The conclusion of the episode was where it felt the most sour, I think. The escape ended up being relatively simple, as far as these things go, and Felicity randomly decides that, yeah, she's in the wrong and she's the hypocrite, and Oliver kind of gets away scot-free other than his own self-loathing. It's not as annoying as some shows make it, because at least Oliver's flaws are being acknowledged, but the fact that he gets entirely vindicated at the end is a weird stance to take.
Overall, though, after ignoring Oliver's love life for the majority of this season -- while both Oliver and Felicity found new love in the season, neither romances really got that much focus -- the episode kind of took a step back by changing what could've been a great moment of introspection for both Oliver and Felicity of their past actions and basically turning it to another shipping episode.
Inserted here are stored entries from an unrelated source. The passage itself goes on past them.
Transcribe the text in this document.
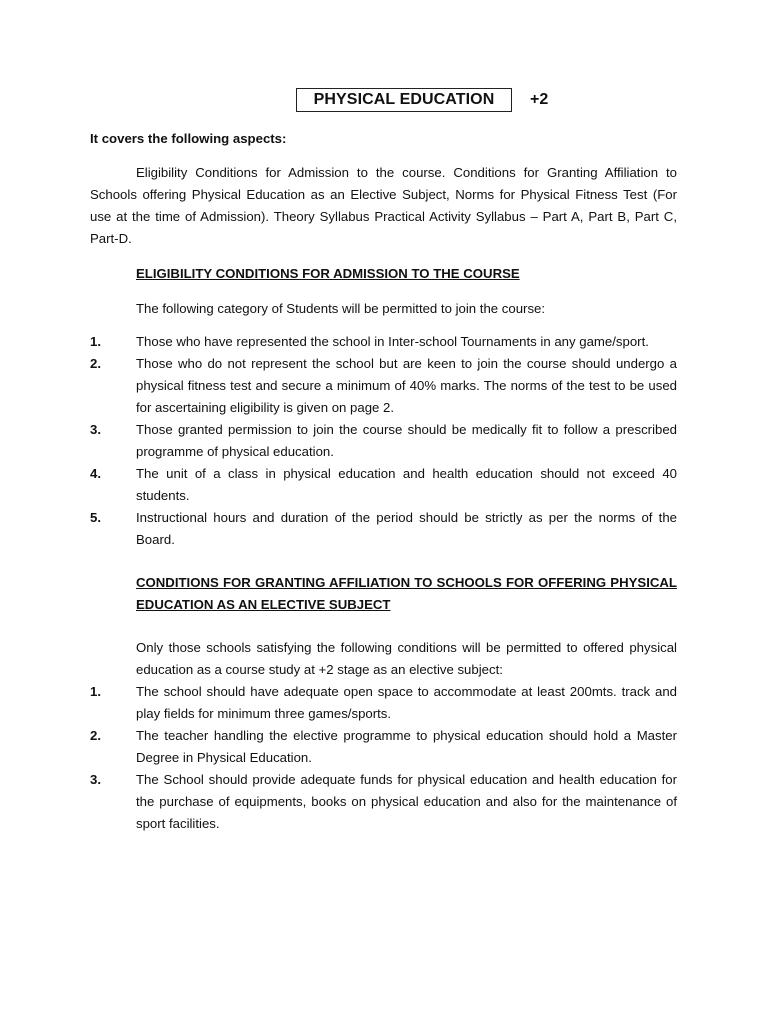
PHYSICAL EDUCATION	+2
It covers the following aspects:
Eligibility Conditions for Admission to the course. Conditions for Granting Affiliation to Schools offering Physical Education as an Elective Subject, Norms for Physical Fitness Test (For use at the time of Admission). Theory Syllabus Practical Activity Syllabus – Part A, Part B, Part C, Part-D.
ELIGIBILITY CONDITIONS FOR ADMISSION TO THE COURSE
The following category of Students will be permitted to join the course:
1.	Those who have represented the school in Inter-school Tournaments in any game/sport.
2.	Those who do not represent the school but are keen to join the course should undergo a physical fitness test and secure a minimum of 40% marks. The norms of the test to be used for ascertaining eligibility is given on page 2.
3.	Those granted permission to join the course should be medically fit to follow a prescribed programme of physical education.
4.	The unit of a class in physical education and health education should not exceed 40 students.
5.	Instructional hours and duration of the period should be strictly as per the norms of the Board.
CONDITIONS FOR GRANTING AFFILIATION TO SCHOOLS FOR OFFERING PHYSICAL EDUCATION AS AN ELECTIVE SUBJECT
Only those schools satisfying the following conditions will be permitted to offered physical education as a course study at +2 stage as an elective subject:
1.	The school should have adequate open space to accommodate at least 200mts. track and play fields for minimum three games/sports.
2.	The teacher handling the elective programme to physical education should hold a Master Degree in Physical Education.
3.	The School should provide adequate funds for physical education and health education for the purchase of equipments, books on physical education and also for the maintenance of sport facilities.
It's not an episode that I really had a lot of problems with while watching it, but now, sitting back and reviewing it, it ends up not panning out well at all.
DC Easter Eggs Corner:
- During the flashback, Oliver, Felicity and Curtis apparently go up against Werner Zytle, the second Count Vertigo, who has been MIA since season 3. He's apparently taken down off-screen.
- We get a brief reference to the spine implant that allows Felicity to walk after her crippling injury in season four, which is shut off by the EMP.
- In addition to a fair amount of references to the state of Team Arrow in the first season, Felicity also lampshades the amount of times that any Arrow Lair has been breached by villains. Cisco being the architect of the current Arrow Cave is also brought up.